Shares of ZTO Express Inc. (ZTO) tumbled 6.25% in pre-market trading on Thursday following the release of its fourth-quarter earnings report for 2024. The Chinese logistics giant failed to meet analysts' expectations, despite posting year-over-year growth in both earnings and revenue.
ZTO reported adjusted earnings of 2.90 yuan per share for the quarter ended December 31, falling short of the mean expectation of 3.33 yuan per share from four analysts. While this represents an increase from the 2.66 yuan per share reported in the same quarter last year, it wasn't enough to satisfy market expectations. The company's revenue, however, showed strong growth, rising 21.7% to 12.92 billion yuan, surpassing analysts' projections of 11.76 billion yuan.

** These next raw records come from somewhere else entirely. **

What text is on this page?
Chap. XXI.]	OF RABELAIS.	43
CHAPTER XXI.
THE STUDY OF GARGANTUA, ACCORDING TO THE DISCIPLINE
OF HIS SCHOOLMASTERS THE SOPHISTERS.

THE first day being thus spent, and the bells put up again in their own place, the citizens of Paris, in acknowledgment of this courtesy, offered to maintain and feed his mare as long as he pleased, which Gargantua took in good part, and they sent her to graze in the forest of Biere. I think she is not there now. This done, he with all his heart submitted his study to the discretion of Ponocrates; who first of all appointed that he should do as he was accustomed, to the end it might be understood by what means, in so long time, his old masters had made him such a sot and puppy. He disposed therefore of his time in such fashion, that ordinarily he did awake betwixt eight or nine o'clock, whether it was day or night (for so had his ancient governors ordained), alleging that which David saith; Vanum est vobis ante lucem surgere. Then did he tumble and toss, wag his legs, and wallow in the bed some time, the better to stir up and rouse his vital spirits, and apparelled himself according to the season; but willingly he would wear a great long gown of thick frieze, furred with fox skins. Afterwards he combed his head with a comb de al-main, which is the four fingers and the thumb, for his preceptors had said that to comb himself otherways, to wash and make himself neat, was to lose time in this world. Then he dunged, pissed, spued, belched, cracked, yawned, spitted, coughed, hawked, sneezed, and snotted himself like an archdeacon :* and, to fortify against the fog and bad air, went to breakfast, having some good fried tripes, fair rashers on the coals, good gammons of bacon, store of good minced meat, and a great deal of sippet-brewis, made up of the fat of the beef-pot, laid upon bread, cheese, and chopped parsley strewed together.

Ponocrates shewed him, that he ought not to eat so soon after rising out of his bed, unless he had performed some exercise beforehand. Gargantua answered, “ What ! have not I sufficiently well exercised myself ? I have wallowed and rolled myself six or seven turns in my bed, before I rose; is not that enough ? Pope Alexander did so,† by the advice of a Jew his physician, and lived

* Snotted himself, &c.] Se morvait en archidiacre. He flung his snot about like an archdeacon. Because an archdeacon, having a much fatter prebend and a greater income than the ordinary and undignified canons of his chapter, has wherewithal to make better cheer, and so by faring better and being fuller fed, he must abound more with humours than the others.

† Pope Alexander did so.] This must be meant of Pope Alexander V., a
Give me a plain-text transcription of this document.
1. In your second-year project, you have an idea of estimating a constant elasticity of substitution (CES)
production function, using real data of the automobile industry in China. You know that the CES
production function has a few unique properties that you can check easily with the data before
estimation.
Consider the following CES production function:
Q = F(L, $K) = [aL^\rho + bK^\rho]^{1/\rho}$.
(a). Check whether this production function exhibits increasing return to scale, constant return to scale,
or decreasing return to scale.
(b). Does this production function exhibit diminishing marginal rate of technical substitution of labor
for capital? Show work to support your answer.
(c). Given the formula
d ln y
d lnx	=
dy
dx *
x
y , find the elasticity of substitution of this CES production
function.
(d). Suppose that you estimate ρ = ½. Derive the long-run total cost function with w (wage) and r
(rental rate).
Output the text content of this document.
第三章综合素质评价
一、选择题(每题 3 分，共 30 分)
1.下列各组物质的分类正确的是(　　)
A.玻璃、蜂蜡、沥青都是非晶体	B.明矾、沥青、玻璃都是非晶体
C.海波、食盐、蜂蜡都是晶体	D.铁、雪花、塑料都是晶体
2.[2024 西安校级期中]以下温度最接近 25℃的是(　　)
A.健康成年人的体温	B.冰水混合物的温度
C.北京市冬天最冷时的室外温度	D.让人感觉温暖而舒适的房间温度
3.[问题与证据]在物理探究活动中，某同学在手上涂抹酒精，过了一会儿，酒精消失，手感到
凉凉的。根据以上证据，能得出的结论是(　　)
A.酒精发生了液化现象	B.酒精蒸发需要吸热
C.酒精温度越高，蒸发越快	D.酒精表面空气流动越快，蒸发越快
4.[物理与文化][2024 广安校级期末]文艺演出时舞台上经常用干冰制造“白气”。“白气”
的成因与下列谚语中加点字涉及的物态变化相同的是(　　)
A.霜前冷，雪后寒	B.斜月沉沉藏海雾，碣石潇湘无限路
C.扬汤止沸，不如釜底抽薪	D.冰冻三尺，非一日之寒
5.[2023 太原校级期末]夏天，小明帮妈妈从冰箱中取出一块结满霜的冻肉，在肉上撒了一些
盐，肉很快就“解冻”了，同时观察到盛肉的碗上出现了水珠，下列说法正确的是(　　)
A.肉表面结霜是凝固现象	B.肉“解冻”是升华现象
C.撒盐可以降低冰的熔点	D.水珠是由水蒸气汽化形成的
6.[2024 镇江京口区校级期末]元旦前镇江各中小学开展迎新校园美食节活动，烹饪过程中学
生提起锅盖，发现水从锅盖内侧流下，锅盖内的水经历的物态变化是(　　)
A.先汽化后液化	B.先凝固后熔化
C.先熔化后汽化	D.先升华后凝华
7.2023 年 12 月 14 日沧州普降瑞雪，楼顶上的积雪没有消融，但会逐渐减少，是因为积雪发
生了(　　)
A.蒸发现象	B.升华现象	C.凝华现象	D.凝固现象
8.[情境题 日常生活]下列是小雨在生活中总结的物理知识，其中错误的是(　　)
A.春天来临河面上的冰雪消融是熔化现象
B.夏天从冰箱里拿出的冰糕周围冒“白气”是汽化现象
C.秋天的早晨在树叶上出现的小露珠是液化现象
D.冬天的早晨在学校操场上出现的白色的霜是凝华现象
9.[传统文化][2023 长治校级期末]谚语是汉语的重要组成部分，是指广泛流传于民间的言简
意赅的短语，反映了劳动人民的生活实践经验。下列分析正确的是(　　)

The earnings miss appears to have overshadowed the company's revenue beat and overall growth, leading to the significant pre-market sell-off. Despite this setback, it's worth noting that ZTO Express shares had risen by 11.3% over the quarter prior to this report. The current average analyst rating on the stock remains "buy," with 18 out of 20 analysts recommending either "strong buy" or "buy." This suggests that while investors are reacting negatively to the earnings miss in the short term, the long-term outlook for ZTO Express may still be positive in the eyes of many analysts.